A Sedentary Lifestyle: Health Risks You Need To Be Aware Of
For most Singaporeans, the temptation to do absolutely nothing after a long day at work often triumphs their desire to move, much less exercise. The physical and mental exhaustion often warrants a portion of time to wind down and decompress. Sometimes, this continues even in the weekends and physical activities become an item on their to-do-list but never actually pursued.
This sedentary lifestyle is easy to fall into since you literally need no effort. However, this very lifestyle possesses a threat to your health by increasing the chances of developing chronic ailments. That said, don’t be disheartened just yet! There are ways in which you can prevent and revert the consequential effects of a sedentary lifestyle.
What’s a sedentary lifestyle
In 2018 alone, a study done by the World Health Organisation (WHO) has shown that 1 in 3 Singaporeans are not active enough. Whilst more men than women are found to have engaged in physical exercise, both genders are still lacking behind the global average. On top of the fact that physical inactivity is the 4th leading risk factor for global mortality is concerning enough, Singapore’s statistics is highly worrying.
Especially for city dwellers, having a constant exercise routine is challenging. Apart from the lack of recreational time and pre-existing medical conditions, most Singaporeans would rather spend time on their mobile devices. Whilst it is definitely easier to adopt a sedentary lifestyle, your body and health may be the ones to pay the cost.

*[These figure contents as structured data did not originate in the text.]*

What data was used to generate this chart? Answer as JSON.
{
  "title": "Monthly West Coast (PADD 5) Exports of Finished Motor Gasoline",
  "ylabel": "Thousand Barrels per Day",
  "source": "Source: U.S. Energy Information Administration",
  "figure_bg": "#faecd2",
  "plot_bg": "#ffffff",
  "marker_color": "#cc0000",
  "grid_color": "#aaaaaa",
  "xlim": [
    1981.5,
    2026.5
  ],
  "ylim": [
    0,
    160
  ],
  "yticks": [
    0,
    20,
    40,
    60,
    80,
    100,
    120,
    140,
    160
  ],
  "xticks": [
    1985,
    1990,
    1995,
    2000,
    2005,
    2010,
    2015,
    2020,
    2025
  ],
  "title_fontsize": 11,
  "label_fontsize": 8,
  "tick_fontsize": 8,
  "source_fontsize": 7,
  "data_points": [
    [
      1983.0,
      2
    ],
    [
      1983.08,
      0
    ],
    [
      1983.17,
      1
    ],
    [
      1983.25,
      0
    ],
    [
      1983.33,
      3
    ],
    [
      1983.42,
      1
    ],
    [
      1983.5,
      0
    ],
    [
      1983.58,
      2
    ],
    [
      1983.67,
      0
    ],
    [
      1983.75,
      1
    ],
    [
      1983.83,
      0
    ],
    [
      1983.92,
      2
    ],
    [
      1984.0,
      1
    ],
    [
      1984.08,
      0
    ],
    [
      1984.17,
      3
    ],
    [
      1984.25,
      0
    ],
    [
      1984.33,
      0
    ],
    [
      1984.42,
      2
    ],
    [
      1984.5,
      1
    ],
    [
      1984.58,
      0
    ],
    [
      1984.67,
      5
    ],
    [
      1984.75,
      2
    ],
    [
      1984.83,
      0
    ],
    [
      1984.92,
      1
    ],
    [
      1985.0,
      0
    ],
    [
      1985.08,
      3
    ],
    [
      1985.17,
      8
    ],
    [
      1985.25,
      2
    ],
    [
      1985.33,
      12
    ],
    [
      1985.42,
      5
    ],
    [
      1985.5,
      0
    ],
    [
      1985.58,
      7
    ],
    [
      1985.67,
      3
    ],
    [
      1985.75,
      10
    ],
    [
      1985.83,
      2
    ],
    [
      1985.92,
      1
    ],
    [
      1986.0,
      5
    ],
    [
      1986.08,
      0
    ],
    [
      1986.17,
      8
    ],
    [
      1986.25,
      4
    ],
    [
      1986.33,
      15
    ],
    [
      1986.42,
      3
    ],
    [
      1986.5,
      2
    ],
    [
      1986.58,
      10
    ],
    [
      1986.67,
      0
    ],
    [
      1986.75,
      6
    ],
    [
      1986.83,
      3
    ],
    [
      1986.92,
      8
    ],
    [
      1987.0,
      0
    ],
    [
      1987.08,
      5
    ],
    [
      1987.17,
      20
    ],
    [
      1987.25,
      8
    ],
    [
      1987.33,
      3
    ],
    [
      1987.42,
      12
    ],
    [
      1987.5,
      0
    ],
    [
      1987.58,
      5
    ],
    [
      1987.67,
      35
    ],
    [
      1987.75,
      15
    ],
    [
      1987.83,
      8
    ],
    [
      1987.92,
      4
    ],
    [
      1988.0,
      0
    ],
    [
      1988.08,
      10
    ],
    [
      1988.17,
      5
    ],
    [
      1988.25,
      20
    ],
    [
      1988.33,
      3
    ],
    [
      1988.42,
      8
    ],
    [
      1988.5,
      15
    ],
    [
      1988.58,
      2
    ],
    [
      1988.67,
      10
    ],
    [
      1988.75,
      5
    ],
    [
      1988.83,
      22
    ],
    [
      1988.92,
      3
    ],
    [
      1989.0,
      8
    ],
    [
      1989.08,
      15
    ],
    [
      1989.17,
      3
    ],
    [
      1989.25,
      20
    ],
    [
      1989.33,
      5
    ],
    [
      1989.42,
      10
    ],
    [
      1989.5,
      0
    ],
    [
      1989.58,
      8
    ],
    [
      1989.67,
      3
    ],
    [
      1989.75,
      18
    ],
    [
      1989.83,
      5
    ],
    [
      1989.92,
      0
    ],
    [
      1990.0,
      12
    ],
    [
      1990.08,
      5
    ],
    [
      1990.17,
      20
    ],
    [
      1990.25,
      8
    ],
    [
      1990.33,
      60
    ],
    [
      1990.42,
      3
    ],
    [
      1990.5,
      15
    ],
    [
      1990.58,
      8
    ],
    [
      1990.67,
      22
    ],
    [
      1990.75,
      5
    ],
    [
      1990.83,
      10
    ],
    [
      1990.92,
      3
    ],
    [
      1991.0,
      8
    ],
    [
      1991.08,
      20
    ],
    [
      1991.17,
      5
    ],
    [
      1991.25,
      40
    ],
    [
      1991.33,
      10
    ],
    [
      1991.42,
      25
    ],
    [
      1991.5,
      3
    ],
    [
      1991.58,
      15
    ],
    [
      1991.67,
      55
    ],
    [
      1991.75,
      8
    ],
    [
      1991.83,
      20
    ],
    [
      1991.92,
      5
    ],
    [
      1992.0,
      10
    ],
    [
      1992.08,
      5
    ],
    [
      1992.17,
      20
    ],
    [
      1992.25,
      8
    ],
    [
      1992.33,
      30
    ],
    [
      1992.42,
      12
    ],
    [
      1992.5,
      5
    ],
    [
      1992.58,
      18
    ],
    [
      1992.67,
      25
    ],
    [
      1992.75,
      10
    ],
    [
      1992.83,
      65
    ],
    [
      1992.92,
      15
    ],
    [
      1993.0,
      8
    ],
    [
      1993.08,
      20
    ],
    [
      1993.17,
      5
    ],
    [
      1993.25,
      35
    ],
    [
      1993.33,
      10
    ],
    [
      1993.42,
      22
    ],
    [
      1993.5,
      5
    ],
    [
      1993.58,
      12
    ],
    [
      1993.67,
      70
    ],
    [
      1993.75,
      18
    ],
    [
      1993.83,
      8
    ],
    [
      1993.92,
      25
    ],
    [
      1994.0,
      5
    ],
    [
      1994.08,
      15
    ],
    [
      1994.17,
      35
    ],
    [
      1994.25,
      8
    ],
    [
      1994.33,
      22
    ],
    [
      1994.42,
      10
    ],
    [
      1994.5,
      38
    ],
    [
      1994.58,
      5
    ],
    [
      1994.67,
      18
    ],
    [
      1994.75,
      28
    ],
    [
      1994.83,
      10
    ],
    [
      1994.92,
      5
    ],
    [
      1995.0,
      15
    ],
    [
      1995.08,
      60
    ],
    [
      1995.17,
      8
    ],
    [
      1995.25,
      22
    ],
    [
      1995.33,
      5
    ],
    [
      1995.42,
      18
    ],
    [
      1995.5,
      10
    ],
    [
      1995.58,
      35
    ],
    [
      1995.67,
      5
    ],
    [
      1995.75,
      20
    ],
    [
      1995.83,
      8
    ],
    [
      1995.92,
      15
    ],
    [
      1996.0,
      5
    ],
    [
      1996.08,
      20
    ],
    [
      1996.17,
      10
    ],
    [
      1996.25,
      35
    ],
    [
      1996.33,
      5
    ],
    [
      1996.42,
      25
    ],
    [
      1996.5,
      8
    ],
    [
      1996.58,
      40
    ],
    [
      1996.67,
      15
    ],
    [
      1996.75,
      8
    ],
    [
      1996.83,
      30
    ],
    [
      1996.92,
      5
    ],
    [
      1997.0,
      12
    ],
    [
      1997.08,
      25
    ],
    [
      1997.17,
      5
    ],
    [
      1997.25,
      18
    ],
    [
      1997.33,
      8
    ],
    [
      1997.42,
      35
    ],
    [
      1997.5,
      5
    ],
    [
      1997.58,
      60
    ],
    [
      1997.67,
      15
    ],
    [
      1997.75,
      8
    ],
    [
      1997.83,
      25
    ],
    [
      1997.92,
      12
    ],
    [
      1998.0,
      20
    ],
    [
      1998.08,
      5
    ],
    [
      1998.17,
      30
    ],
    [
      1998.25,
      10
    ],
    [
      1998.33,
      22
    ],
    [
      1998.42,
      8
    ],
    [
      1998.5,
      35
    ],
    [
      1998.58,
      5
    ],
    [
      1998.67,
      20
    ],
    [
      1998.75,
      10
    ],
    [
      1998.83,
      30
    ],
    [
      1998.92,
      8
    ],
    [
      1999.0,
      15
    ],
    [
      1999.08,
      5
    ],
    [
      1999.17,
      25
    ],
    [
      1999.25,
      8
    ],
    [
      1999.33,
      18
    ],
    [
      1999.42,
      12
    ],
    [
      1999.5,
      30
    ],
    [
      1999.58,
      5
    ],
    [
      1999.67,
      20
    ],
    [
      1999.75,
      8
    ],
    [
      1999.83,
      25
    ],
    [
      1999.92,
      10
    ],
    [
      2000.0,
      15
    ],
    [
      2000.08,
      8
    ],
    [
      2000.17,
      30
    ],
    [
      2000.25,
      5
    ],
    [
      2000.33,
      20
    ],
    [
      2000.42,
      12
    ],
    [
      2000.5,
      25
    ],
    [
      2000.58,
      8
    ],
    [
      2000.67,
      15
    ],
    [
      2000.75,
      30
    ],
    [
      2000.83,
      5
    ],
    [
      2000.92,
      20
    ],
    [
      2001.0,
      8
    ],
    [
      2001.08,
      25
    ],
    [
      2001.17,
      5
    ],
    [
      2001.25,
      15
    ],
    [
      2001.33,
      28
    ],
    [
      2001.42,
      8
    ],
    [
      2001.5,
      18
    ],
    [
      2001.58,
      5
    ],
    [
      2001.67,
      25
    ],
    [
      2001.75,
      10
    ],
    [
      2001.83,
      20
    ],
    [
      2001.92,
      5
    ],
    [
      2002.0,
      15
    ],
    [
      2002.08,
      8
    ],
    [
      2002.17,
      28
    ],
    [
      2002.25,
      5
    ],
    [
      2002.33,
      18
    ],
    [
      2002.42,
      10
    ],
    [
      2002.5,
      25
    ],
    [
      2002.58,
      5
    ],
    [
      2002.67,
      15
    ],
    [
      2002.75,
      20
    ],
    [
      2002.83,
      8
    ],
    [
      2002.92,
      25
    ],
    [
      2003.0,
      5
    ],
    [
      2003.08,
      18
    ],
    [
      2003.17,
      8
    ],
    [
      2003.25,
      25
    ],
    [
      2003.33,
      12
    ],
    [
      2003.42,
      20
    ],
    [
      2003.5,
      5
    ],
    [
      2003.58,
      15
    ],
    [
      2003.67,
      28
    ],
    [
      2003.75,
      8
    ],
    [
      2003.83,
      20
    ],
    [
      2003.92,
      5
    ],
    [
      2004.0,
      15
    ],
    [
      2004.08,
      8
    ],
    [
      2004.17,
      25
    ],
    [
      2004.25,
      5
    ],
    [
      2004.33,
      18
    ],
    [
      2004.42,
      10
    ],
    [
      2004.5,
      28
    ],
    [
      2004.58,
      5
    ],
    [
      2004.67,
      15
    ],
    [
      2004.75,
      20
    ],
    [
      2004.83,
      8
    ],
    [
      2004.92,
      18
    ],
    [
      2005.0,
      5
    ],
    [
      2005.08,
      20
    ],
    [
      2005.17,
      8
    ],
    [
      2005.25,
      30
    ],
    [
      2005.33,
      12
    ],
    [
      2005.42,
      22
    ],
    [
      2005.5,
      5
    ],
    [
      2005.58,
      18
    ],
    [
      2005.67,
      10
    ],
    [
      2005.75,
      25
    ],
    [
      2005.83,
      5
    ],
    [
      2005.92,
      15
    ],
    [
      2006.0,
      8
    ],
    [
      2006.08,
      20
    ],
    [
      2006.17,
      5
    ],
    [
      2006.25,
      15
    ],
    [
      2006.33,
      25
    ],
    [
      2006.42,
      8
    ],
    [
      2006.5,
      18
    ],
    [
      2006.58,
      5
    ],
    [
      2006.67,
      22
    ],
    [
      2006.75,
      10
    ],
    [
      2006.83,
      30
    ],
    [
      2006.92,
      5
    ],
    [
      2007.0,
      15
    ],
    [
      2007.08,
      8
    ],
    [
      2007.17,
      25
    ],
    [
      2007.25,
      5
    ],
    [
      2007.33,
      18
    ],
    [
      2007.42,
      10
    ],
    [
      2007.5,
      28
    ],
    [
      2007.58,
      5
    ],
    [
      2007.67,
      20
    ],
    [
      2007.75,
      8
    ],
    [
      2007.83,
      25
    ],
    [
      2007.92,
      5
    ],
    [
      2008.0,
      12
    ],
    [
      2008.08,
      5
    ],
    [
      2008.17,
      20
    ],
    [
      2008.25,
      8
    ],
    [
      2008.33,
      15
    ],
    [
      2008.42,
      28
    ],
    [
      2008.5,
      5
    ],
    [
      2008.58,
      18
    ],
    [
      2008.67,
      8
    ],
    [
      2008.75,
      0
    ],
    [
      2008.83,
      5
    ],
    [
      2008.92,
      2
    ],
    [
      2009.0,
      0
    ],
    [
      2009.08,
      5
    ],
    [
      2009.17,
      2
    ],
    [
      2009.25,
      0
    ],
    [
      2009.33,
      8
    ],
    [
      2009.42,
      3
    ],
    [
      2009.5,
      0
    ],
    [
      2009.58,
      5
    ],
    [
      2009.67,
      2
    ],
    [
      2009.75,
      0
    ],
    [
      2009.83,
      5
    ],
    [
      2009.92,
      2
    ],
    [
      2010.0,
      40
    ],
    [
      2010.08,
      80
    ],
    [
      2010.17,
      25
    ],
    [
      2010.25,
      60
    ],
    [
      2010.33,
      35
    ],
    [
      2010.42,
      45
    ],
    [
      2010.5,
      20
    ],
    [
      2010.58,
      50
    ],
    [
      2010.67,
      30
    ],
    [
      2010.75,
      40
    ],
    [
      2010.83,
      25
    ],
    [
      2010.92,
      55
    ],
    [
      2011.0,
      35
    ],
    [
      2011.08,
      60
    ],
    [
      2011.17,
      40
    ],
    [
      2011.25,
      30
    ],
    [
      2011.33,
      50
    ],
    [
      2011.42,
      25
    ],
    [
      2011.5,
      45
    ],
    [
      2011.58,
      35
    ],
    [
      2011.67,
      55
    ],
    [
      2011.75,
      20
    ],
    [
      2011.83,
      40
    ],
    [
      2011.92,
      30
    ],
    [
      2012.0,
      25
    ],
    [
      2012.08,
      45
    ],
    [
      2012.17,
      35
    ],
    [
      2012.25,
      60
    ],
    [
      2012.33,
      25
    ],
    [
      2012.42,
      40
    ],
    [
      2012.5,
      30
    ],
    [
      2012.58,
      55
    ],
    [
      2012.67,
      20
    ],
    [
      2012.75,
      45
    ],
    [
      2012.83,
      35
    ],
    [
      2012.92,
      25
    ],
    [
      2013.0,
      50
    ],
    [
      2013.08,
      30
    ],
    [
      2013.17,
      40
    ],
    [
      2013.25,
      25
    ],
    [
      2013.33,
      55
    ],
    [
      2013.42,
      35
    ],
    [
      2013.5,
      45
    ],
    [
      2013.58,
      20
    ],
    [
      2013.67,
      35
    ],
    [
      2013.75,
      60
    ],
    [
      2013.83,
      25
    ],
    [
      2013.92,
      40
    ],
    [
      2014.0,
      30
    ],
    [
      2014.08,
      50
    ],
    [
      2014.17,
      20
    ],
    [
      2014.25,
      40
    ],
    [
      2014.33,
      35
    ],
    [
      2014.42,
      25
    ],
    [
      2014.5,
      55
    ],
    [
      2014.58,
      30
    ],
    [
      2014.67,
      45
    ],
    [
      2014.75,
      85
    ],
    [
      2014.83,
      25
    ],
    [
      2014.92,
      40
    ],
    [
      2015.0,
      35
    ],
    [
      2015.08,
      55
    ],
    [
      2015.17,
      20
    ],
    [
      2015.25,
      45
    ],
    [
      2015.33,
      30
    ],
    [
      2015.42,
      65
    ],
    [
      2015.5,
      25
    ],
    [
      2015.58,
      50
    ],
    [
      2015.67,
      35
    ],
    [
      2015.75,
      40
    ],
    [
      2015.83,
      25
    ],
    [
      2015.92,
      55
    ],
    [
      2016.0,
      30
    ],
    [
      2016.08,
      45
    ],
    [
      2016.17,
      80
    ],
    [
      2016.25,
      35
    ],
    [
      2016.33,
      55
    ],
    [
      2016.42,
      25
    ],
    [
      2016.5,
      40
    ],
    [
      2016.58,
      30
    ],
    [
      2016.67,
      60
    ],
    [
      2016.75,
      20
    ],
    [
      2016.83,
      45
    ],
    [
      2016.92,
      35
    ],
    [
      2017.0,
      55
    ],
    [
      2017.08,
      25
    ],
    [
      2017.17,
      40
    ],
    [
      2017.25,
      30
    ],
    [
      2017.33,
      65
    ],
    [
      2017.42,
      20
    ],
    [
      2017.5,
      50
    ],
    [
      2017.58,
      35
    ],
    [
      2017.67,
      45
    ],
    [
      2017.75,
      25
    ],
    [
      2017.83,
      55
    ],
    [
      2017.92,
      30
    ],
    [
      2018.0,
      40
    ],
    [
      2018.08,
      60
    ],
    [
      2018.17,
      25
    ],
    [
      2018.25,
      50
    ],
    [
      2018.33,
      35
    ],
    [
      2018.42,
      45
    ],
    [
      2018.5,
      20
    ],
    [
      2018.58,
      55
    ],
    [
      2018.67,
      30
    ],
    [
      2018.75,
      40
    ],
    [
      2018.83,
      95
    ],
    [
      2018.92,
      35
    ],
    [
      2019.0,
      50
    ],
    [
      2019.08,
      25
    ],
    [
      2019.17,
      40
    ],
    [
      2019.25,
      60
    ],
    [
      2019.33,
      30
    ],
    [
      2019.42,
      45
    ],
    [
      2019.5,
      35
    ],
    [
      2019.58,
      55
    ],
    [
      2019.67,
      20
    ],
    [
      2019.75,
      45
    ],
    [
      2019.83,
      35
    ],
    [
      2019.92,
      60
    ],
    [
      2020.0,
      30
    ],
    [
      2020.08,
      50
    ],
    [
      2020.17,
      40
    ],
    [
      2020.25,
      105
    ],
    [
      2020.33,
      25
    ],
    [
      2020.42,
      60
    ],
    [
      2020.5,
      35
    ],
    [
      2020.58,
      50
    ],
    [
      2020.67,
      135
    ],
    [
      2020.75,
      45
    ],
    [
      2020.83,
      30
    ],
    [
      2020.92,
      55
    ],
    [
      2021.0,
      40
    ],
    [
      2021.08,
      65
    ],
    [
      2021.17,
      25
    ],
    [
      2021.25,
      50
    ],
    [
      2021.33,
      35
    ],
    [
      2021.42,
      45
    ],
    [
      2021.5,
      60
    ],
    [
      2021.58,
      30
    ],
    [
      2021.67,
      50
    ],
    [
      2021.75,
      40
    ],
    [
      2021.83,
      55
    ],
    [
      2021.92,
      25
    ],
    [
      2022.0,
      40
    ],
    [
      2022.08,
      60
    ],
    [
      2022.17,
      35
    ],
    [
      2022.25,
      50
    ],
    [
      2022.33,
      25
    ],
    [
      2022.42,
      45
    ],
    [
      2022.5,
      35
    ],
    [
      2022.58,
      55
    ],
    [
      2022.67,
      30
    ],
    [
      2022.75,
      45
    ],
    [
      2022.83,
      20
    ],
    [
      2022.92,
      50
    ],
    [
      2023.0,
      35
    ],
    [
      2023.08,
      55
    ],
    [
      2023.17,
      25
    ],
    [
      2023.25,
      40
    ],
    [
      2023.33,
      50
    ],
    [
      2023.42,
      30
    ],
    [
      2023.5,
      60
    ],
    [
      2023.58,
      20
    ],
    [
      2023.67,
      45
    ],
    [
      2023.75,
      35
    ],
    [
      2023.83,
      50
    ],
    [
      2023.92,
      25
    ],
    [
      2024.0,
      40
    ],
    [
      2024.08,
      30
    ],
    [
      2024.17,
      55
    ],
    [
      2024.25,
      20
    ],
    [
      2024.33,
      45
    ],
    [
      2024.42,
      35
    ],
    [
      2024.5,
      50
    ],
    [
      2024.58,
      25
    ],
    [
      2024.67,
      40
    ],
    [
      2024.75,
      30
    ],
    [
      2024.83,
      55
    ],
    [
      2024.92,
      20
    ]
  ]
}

How it affects your health
Ironically, not doing anything has the propensity to bring you harm. Long periods of sitting or lounging on your couch will significantly reduce your metabolism, which makes it harder to break down fat. The weight loss plan that you thought would work, in actuality, wouldn’t give you any satisfactory results. Extended periods of inactivity will also impair your body’s ability to regulate blood sugar – basically your insulin and glucagon production – and also your blood pressure. This easily gives rise to type 2 diabetes and cardiovascular disease, especially when weight becomes a concern. It may also lead to osteoporosis and even abnormality in cell growth, aka cancer.
It’s not only your physical health that gets affected but so will your mental health. A study was done with 10,381 participants who have adopted a sedentary lifestyle. According to their findings, they concluded that an inactive lifestyle increases the chances of one developing a mental health disorder, especially depression.
Solutions to sedentary lifestyles
The only solution for physical inactivity is as straightforward as it gets: be physically active. Clock in an exercise routine that combines both cardiovascular exercises and weight training. It could be as simple as walking for 30 minutes a day and doing 30-minute sessions of push-pull trainings a week. However, if you’re dedicating the majority of your time sitting down, having a weekly routine may not even cut it. Instead, reduce your time spent being sedentary by walking to your workplace or even spending more time doing simple chores at home every single day.
If your health is already at risk, don’t panic. Figure out solutions to tackle one problem at a time. For instance, if you have gained several pounds and have trouble trying to lose weight, perhaps you may want to invest in an effective weight loss treatment. If you are trying to reduce your high blood pressure, commit to a healthier and cleaner diet. There’s no way getting around it as the majority of Singaporeans are desk jockeys but incorporate tweaks to your way of living will prove to be sufficient.